I had a heated exchange with someone long-distance the other day, and it left me feeling troubled. I had felt like I was being patronized, by someone of rising prominence in a popular Christian movement. Called him "condescending." But, afterwards, I wasn't sure if I had gotten angry because I was jealous, or my pride had been hurt, or if maybe I had some good reason to be upset.

Today I recalled his words about doing "the work of God's kingdom." It reminded me of what I've heard many others say about "building the kingdom of God," a concept I've challenged before. I suppose it's easier to get caught up in thinking you're an important part of the work of building God's kingdom when the microphone it put in your hand and so many are ready to follow you.

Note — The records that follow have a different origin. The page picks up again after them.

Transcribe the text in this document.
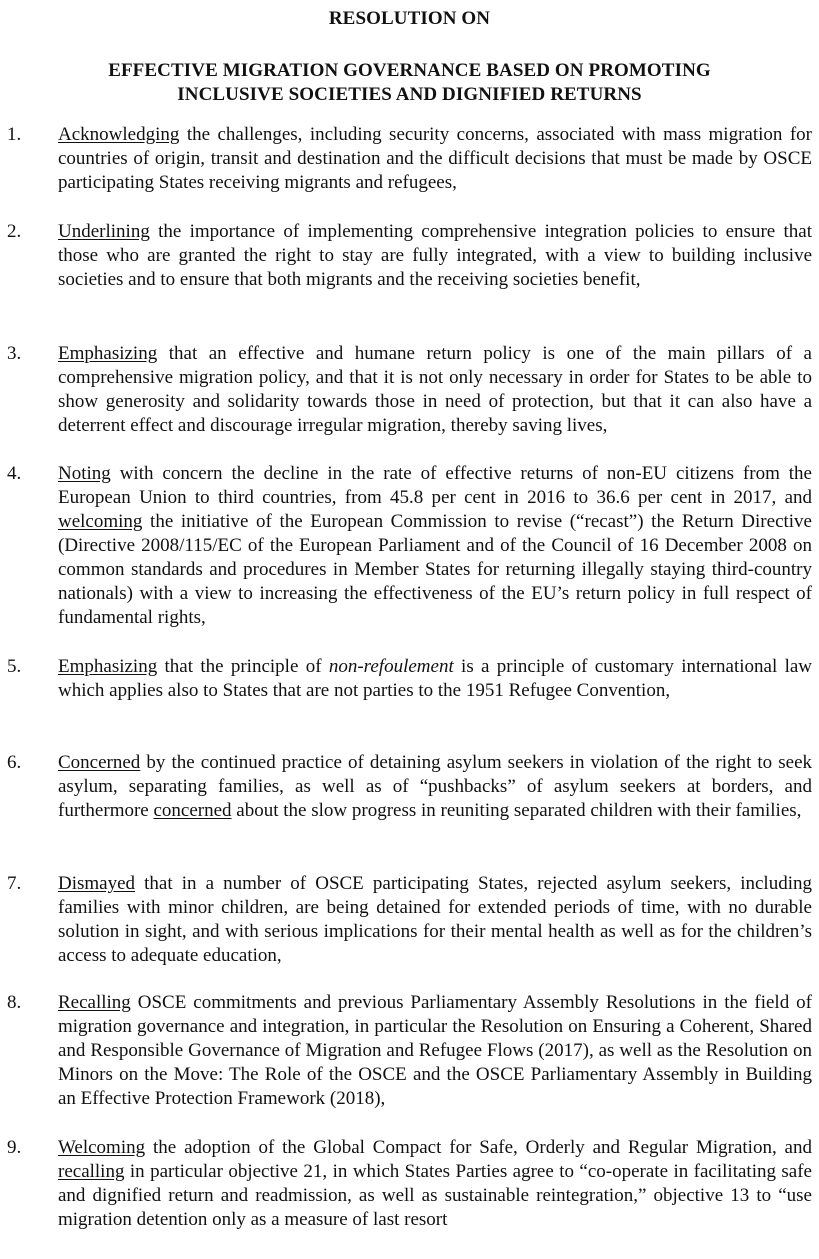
RESOLUTION ON
EFFECTIVE MIGRATION GOVERNANCE BASED ON PROMOTING
INCLUSIVE SOCIETIES AND DIGNIFIED RETURNS
1. Acknowledging the challenges, including security concerns, associated with mass migration for countries of origin, transit and destination and the difficult decisions that must be made by OSCE participating States receiving migrants and refugees,

2. Underlining the importance of implementing comprehensive integration policies to ensure that those who are granted the right to stay are fully integrated, with a view to building inclusive societies and to ensure that both migrants and the receiving societies benefit,

3. Emphasizing that an effective and humane return policy is one of the main pillars of a comprehensive migration policy, and that it is not only necessary in order for States to be able to show generosity and solidarity towards those in need of protection, but that it can also have a deterrent effect and discourage irregular migration, thereby saving lives,

4. Noting with concern the decline in the rate of effective returns of non-EU citizens from the European Union to third countries, from 45.8 per cent in 2016 to 36.6 per cent in 2017, and welcoming the initiative of the European Commission to revise (“recast”) the Return Directive (Directive 2008/115/EC of the European Parliament and of the Council of 16 December 2008 on common standards and procedures in Member States for returning illegally staying third-country nationals) with a view to increasing the effectiveness of the EU’s return policy in full respect of fundamental rights,

5. Emphasizing that the principle of non-refoulement is a principle of customary international law which applies also to States that are not parties to the 1951 Refugee Convention,

6. Concerned by the continued practice of detaining asylum seekers in violation of the right to seek asylum, separating families, as well as of “pushbacks” of asylum seekers at borders, and furthermore concerned about the slow progress in reuniting separated children with their families,

7. Dismayed that in a number of OSCE participating States, rejected asylum seekers, including families with minor children, are being detained for extended periods of time, with no durable solution in sight, and with serious implications for their mental health as well as for the children’s access to adequate education,

8. Recalling OSCE commitments and previous Parliamentary Assembly Resolutions in the field of migration governance and integration, in particular the Resolution on Ensuring a Coherent, Shared and Responsible Governance of Migration and Refugee Flows (2017), as well as the Resolution on Minors on the Move: The Role of the OSCE and the OSCE Parliamentary Assembly in Building an Effective Protection Framework (2018),

9. Welcoming the adoption of the Global Compact for Safe, Orderly and Regular Migration, and recalling in particular objective 21, in which States Parties agree to “co-operate in facilitating safe and dignified return and readmission, as well as sustainable reintegration,” objective 13 to “use migration detention only as a measure of last resort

Looking at it from this angle, I think at least part of my anger was justified (though probably not communicated very well). As I wrote before, I believe strongly that God's kingdom is God's work and a gift to us:

God's kingdom isn't built by our work or through our struggling. It's offered to us if we will receive it as God's work, God's gift, for God's glory. "Truly, I say to you, whoever does not receive the kingdom of God like a child shall not enter it." (Mk 10.15)
So presumption of being an important worker in the building of God's kingdom seems to me to be a reason for at least some righteous indignation. There are certainly celebrities and big shots in all human groups, but in the kingdom of God we are all (truly) "unworthy servants," or better yet we are all children. Receiving the kingdom as a gift. At most, announcing the great work that God has done. There are none of us who are crucially important, none upon whom the work depends. We all receive God's kingdom as a complete gift, or we do not receive it at all.

I am also led to appreciate again my place as a nobody, spared the temptations of thinking that I am important in "the work of the kingdom." Even the suggestion that such work actually depended on me is overwhelming. I am glad, like a child, to simply do what I'm told by my Father, day by day. And trust that his kingdom is present and growing, while I accept and rejoice in that, until one day he wipes away everything that is not his kingdom so that we all can see clearly what God has done.